The essence of the problem is not Kang, but the fact that the Blue House — controlled by former student activists — is leading everything while turning the Foreign Ministry into a sidekick.

The power of the United States is mighty. President Roh Moo-hyun took office thinking, “What’s wrong with some anti-Americanism?” In his early days in office, Roh ordered his aides to analyze and brief him about the cards that the United States can play to actually make South Korea suffer.

Officials who are now working as secretaries in the Moon Blue House worked on the task. They discovered that there are over 50 cards that the United States can play to deal a critical blow to Korea’s security and economy.

The first was U.S. satellite information showing the North Korean leadership’s movements in extreme detail. The information is worth billions of dollars. If Washington decides to cut off that information, South Korea’s national security network will collapse right away.

Shocked by the briefing, Roh gave up his anti-American sentiment and turned toward pro. His decisions to send troops to Iraq and sign the Korea-U.S. free trade agreement were not made on a whim.

The Moon administration’s will to accomplish an outcome by talking to the North is good. But we must go slowly. Even if we sit down for talks, we must strengthen sanctions since they have just started showing their effectiveness. If we do so for a year, North Korea will voluntarily show up for negotiations.

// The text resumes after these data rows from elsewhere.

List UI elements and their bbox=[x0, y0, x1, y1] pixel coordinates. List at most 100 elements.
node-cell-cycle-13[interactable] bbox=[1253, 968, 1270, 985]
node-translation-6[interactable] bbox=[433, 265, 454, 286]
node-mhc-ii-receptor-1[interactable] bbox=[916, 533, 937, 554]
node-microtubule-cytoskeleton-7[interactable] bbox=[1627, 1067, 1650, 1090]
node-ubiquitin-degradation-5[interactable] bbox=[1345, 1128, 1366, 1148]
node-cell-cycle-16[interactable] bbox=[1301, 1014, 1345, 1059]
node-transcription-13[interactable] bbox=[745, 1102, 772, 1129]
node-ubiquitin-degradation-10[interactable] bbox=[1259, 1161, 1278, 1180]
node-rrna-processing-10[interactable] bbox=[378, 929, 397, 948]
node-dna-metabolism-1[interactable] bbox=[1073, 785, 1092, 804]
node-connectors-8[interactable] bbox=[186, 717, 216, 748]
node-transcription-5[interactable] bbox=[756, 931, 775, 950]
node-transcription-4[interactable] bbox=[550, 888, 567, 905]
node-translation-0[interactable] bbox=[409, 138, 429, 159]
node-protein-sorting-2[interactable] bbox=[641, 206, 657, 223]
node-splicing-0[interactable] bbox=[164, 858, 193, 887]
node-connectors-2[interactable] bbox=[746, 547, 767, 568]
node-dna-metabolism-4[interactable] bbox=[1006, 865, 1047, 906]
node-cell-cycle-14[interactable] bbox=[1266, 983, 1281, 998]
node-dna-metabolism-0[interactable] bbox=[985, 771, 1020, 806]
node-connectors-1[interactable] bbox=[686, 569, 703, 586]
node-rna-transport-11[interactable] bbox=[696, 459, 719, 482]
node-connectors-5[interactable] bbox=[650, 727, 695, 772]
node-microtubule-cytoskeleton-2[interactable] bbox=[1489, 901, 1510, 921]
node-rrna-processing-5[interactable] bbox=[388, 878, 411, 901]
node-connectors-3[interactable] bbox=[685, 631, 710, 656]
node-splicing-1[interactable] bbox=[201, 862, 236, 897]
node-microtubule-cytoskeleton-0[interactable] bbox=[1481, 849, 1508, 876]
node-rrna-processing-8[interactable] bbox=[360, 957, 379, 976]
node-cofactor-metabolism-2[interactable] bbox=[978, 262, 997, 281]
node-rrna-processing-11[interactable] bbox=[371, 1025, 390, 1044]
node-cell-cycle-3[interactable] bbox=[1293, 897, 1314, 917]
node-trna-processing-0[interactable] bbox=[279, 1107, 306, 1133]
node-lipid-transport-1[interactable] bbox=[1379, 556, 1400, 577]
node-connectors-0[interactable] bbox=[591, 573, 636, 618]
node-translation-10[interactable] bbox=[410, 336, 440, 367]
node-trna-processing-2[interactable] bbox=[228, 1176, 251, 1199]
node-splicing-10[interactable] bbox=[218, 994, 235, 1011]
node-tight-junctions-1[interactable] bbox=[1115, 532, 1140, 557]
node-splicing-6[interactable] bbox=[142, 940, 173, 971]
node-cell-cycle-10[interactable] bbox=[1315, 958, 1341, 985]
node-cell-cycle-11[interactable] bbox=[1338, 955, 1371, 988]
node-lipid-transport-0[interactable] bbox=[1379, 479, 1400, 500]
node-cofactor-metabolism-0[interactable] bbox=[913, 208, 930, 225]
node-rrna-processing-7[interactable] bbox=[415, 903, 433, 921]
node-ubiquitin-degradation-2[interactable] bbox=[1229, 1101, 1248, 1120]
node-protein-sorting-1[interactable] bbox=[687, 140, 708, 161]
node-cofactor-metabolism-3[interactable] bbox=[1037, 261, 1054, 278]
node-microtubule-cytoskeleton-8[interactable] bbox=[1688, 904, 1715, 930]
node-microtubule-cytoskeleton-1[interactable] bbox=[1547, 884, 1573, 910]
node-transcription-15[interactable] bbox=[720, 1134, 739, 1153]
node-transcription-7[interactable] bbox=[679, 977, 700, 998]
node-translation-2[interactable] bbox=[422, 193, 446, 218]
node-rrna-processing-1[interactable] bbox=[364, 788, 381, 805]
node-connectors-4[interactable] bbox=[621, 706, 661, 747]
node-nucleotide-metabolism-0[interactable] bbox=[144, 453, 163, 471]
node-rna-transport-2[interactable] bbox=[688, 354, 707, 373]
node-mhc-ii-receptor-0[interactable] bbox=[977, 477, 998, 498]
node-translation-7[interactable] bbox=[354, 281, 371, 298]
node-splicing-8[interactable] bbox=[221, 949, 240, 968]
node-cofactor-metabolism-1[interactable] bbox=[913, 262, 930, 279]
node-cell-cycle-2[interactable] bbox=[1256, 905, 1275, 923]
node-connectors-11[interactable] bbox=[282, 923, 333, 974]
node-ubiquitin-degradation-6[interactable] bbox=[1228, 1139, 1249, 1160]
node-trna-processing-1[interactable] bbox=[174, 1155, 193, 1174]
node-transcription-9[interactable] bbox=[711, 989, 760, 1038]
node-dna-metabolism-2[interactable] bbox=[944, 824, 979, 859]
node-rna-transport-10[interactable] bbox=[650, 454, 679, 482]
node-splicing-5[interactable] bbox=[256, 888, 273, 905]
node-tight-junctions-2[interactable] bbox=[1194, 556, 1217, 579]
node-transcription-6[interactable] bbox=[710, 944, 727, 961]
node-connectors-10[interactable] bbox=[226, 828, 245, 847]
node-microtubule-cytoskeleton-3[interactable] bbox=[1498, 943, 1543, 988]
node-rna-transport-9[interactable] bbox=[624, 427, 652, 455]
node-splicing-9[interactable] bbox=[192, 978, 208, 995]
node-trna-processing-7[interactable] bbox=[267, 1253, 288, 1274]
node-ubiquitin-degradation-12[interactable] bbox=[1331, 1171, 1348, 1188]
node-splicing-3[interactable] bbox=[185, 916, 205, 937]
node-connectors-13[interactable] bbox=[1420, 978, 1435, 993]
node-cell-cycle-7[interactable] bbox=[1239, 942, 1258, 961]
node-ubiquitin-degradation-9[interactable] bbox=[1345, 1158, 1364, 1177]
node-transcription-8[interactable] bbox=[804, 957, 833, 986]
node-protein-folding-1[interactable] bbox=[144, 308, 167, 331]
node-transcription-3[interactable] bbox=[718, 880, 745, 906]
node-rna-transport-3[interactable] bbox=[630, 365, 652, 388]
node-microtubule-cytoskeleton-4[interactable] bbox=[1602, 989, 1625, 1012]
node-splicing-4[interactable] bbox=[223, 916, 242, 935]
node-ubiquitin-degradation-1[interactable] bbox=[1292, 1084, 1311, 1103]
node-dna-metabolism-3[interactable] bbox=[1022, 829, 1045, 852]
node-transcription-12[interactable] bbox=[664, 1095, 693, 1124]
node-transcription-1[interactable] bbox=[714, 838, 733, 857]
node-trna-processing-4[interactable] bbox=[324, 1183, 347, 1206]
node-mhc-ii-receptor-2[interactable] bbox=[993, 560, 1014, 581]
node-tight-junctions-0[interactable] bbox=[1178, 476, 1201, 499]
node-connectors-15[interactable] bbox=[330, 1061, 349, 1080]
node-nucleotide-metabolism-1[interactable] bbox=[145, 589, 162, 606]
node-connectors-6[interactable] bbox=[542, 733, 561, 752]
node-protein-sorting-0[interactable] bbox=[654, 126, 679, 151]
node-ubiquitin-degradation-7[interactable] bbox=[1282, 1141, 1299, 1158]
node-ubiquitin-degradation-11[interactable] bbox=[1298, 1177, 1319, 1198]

Talks for the sake of talks will only help Pyongyang’s nuclear weapons development, but talks based on sanctions will be a crucial step for denuclearization of the recalcitrant regime. The liberal Moon government must accomplish outcomes through talks while maintaining a solid alliance with the United States.

During his term, President Roh said, “I realized as president that Korea is surrounded by wild dogs that want to eat us. China is a wild dog, Russia is a wild dog and Japan is a wild dog. Of them, the United States is the only country that will take our side. We have no choice but to go with them.”

Roh was never a pro-American politician. But he realized that a pro-U.S. policy is necessary for the sake of the country’s national security and interests. It is a lesson that former student activists in the Moon Blue House must remember.

JoongAng Ilbo, Jan. 5, Page 30

*The author is an editorial writer of the JoongAng Ilbo.